A previous ruling by a three-judge panel of U.S. 9th Circuit Court of Appeals had threatened the land ownership claims of tribes recognized by the federal government after 1934, roughly half of the 566 tribes with legal recognition.
The 2014 ruling agreed with California’s position that the federal government had improperly given an environmentally sensitive 11-acre parcel on Big Lagoon, north of Eureka, to a tribe known as Big Lagoon Rancheria.
But the tribe, backed by the U.S. Department of Justice, appealed. And last week, in a little-noticed ruling, a larger 11-judge en banc panel of the 9th Circuit unanimously overturned last year’s ruling.
Tribes across the nation breathed a sigh of relief.
“The principles at stake in this case matter for scores of tribes and millions of acres of tribal land,” said Sam Hirsch, who argued the case as acting assistant attorney general in charge of environmental litigation at the Justice Department. “We had a responsibility to stand up for those American Indians whose interests were endangered.”

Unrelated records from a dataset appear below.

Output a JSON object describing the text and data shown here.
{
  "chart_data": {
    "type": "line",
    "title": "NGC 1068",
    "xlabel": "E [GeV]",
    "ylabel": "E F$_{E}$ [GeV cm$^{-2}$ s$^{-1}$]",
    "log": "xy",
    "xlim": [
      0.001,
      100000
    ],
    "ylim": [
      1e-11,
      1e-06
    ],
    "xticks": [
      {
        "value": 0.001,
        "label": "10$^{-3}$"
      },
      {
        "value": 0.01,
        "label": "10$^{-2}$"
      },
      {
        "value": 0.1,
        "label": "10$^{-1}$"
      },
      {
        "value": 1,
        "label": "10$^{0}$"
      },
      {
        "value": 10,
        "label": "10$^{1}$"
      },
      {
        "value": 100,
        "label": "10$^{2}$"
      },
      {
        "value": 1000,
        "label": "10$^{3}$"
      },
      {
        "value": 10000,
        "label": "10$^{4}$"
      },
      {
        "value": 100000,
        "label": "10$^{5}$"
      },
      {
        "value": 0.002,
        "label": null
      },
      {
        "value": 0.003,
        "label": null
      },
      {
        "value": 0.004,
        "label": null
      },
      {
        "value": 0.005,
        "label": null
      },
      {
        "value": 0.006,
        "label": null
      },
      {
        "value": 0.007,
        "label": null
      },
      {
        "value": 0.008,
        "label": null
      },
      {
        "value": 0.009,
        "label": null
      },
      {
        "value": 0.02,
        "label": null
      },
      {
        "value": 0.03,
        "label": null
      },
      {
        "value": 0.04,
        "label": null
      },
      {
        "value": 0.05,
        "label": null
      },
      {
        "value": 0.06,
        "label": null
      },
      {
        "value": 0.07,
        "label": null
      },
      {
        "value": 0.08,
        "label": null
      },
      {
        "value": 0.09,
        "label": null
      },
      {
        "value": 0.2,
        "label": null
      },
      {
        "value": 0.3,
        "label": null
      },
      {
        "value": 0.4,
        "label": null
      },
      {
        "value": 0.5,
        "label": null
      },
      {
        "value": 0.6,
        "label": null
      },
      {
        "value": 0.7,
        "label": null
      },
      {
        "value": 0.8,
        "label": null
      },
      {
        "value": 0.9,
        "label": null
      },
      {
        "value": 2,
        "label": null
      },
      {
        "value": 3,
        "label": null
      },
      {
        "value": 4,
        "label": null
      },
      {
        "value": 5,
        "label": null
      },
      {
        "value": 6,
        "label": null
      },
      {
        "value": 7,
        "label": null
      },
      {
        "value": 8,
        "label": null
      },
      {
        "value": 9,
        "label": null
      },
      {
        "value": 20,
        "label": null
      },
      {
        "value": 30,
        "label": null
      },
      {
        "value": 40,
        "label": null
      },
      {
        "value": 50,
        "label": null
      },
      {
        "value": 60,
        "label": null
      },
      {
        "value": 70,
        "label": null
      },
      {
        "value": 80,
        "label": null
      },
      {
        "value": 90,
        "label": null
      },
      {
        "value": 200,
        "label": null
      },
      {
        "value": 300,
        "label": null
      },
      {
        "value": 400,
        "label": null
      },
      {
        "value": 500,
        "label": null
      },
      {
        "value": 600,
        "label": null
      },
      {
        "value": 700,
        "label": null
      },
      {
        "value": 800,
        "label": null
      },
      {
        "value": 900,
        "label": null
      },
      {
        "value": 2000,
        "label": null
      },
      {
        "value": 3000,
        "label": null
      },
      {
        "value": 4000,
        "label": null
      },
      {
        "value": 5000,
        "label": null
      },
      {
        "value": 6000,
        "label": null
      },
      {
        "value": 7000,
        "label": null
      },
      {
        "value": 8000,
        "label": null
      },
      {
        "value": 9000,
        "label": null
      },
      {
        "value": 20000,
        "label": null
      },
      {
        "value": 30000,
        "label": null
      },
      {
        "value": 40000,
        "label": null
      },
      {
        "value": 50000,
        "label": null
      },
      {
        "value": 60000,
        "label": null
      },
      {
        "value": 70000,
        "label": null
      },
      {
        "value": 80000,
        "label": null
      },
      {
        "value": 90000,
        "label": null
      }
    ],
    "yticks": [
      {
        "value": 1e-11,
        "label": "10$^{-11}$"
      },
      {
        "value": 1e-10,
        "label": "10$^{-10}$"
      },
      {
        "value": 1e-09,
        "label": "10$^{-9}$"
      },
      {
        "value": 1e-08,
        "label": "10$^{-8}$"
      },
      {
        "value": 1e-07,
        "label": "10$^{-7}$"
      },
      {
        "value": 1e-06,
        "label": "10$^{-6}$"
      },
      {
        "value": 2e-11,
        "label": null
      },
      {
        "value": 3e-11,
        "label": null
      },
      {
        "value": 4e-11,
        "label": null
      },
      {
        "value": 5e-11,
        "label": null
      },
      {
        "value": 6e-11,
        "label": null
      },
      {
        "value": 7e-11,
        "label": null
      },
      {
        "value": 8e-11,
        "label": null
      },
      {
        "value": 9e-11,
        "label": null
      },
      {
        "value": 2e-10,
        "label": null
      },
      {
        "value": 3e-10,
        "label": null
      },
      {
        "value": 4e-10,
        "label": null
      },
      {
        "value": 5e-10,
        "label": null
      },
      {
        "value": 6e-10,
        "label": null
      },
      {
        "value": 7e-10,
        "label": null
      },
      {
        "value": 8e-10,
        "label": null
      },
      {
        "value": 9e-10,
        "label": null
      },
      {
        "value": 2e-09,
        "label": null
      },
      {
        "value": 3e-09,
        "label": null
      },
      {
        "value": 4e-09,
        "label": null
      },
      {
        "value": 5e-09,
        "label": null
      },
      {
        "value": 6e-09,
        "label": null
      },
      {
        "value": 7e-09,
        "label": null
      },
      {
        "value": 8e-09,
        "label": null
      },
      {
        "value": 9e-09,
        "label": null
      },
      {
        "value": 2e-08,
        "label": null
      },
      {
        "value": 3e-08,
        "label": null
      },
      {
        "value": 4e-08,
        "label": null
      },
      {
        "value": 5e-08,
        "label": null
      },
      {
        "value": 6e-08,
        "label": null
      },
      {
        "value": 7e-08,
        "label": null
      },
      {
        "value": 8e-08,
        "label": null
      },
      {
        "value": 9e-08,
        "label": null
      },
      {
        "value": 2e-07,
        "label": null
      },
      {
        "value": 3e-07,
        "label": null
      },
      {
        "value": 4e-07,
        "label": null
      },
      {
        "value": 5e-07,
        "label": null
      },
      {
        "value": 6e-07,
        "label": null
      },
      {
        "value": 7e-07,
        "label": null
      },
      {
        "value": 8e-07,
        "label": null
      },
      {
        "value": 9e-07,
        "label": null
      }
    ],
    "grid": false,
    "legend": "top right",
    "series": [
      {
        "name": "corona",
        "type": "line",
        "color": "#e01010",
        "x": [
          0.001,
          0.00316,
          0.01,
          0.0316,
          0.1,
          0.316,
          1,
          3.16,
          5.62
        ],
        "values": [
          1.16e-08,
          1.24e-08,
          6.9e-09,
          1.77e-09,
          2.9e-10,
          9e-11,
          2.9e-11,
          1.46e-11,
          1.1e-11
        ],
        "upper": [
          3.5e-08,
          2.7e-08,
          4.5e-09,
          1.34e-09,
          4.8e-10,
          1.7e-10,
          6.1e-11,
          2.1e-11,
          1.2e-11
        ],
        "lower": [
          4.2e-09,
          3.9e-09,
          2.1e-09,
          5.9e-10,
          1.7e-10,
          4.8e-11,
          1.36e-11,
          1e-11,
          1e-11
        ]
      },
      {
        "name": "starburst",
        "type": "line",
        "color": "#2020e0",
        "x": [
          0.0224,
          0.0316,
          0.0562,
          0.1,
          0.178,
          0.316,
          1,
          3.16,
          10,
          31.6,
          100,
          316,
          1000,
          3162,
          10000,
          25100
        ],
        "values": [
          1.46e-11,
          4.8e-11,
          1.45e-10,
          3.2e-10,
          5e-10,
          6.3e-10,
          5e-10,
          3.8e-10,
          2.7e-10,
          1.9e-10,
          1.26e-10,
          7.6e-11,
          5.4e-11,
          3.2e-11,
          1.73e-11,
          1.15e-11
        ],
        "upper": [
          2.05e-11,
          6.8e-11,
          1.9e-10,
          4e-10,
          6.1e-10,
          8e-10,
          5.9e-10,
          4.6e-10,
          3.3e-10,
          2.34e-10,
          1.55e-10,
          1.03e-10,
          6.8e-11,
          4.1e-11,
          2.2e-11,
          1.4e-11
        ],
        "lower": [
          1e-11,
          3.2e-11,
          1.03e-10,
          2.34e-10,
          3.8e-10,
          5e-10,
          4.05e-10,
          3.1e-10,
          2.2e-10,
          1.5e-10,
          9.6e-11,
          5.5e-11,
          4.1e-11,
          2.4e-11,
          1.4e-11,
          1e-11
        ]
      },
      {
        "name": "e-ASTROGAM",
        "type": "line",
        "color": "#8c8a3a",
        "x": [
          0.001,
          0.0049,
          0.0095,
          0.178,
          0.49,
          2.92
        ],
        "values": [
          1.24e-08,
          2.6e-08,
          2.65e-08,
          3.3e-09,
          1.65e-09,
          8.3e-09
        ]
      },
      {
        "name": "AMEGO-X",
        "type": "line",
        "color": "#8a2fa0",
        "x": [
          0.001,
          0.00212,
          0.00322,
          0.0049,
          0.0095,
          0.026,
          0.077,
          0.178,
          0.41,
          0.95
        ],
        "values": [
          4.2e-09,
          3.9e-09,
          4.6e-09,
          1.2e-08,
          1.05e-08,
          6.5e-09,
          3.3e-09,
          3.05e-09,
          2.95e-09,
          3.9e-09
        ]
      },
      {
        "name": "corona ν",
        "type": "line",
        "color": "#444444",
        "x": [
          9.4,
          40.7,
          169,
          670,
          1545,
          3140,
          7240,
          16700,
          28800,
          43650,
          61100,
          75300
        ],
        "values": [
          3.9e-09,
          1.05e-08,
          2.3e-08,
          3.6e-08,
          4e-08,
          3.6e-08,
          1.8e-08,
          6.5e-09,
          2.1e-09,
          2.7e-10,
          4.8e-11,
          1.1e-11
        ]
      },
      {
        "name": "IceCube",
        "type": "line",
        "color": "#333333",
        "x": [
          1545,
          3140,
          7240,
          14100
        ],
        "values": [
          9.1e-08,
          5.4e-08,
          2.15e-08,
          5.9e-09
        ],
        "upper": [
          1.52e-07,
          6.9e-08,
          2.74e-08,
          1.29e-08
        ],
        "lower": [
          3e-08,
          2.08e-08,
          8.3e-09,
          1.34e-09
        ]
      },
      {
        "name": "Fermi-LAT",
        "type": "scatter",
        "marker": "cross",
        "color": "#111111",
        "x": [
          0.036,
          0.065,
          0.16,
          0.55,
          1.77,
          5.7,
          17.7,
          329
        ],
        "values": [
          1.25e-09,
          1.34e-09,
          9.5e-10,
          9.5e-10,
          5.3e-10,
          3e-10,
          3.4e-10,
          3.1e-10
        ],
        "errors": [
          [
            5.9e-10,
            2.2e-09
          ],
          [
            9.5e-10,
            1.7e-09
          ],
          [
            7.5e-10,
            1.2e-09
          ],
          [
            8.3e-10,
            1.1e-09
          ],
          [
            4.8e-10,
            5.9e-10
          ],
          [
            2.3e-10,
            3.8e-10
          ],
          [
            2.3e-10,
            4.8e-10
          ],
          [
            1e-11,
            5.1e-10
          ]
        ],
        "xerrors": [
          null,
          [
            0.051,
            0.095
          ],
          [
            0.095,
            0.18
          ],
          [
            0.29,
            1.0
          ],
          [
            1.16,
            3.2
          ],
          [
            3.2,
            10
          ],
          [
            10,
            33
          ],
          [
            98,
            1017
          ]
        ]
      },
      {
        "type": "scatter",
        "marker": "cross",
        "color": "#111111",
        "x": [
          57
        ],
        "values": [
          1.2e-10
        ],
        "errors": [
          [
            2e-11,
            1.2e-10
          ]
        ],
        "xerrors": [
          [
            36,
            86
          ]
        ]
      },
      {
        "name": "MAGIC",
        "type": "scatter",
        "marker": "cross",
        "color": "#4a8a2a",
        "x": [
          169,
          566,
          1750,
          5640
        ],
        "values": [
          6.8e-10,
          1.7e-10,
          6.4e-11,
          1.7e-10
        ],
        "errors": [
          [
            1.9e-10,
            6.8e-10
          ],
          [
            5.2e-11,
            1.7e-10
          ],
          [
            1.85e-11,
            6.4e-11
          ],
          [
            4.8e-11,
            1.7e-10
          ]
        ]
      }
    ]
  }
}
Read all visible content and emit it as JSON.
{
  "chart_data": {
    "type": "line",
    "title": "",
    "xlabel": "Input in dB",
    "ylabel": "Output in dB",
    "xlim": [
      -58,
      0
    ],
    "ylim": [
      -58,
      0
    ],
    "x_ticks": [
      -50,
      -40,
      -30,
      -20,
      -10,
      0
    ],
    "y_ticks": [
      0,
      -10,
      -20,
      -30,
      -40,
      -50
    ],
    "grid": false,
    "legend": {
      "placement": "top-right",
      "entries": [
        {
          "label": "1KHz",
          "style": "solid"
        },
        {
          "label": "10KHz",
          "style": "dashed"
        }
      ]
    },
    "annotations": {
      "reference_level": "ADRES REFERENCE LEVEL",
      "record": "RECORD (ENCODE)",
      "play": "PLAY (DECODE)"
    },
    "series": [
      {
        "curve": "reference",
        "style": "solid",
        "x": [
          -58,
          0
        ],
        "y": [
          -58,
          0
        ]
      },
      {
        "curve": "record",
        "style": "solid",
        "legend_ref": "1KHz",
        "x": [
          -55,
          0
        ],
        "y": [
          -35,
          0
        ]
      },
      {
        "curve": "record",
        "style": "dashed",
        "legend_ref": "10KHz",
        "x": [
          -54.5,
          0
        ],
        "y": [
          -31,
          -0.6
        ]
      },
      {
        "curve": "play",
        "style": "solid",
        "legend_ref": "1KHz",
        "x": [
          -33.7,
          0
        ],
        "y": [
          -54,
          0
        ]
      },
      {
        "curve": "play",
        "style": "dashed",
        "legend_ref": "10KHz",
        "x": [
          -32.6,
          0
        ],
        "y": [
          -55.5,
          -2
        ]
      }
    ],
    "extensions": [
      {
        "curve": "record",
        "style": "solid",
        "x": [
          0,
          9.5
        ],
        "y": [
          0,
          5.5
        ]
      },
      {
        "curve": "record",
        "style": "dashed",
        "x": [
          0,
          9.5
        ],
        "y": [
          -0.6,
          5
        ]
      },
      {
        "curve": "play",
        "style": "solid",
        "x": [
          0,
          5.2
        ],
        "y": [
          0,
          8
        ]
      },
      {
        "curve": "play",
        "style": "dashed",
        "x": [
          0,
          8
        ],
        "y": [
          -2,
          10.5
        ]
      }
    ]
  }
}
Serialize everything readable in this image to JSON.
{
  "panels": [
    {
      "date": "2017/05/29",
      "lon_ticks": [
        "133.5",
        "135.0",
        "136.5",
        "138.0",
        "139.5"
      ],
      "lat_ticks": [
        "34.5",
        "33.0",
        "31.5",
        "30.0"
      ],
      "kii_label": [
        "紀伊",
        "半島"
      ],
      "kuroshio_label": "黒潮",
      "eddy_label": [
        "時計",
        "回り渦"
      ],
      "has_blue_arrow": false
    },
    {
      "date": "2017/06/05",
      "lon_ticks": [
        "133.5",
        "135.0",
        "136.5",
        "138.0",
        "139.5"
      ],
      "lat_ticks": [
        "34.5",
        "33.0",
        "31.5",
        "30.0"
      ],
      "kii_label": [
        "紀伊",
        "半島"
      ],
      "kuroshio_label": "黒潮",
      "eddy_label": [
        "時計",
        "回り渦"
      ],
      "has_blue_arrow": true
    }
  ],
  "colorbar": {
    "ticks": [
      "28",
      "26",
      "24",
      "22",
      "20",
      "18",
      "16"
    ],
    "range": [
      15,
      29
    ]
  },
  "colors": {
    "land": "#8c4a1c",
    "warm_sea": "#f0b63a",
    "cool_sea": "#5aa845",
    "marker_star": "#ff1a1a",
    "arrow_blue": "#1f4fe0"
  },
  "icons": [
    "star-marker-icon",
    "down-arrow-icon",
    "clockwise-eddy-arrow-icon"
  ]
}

California Atty. Gen. Kamala Harris’ office declined to comment Tuesday.
John Dossett, general counsel for the National Congress of American Indians in Washington, said the previous decision meant states or others “could go back in time and revisit the status of federal Indian trust land.” Even the legal status of national forests and national parks might have been open to challenge under that reasoning, he said.
The federal government purchased the parcel in 1994 for Big Lagoon Rancheria, a small tribe consisting primarily of one extended family that had owned an adjoining property since 1918.
When the tribe indicated that it wanted to build a casino and resort on the land, California officials resisted, triggering years of failed negotiations and litigation over the state’s demands for environmental mitigation and a share of the casino’s future profits. The tribe sued, accusing California of failing to negotiate in good faith to permit the casino.
California responded by challenging the legality of the original 1994 federal grant. Citing a 2009 Supreme Court decision limiting new land transfers to tribes recognized before 1934, the three-judge appellate panel ruled last year that because the federal government had not recognized Big Lagoon Rancheria as a tribe until 1979, the transfer of the rights to the property was improper.
Last Thursday, in an opinion by conservative Judge Diarmuid F. O’Scannlain, the 9th Circuit said allowing retroactive challenges to long-settled land transfers “would constitute just the sort of end-run that we have previously refused to allow, and would cast a cloud of doubts over countless acres of land that have been taken into trust for tribes recognized by the federal government.”
The court said that California had the right to challenge the federal transfer within six years after it occurred, but that the state could not no use such a claim now to stop the casino.
O’Scannlain said that if the casino plan is approved by the U.S. Department of Interior — which made the original transfer of the Big Lagoon land — the tribe will be free to build the casino and start gaming.
“It’s a meaningful decision,” said Peter Engstrom, a lawyer for the tribe. “And it’s the right decision, by a unanimous and obviously thoughtful en banc panel.” He said the tribe would pursue the next steps toward final approval of the casino.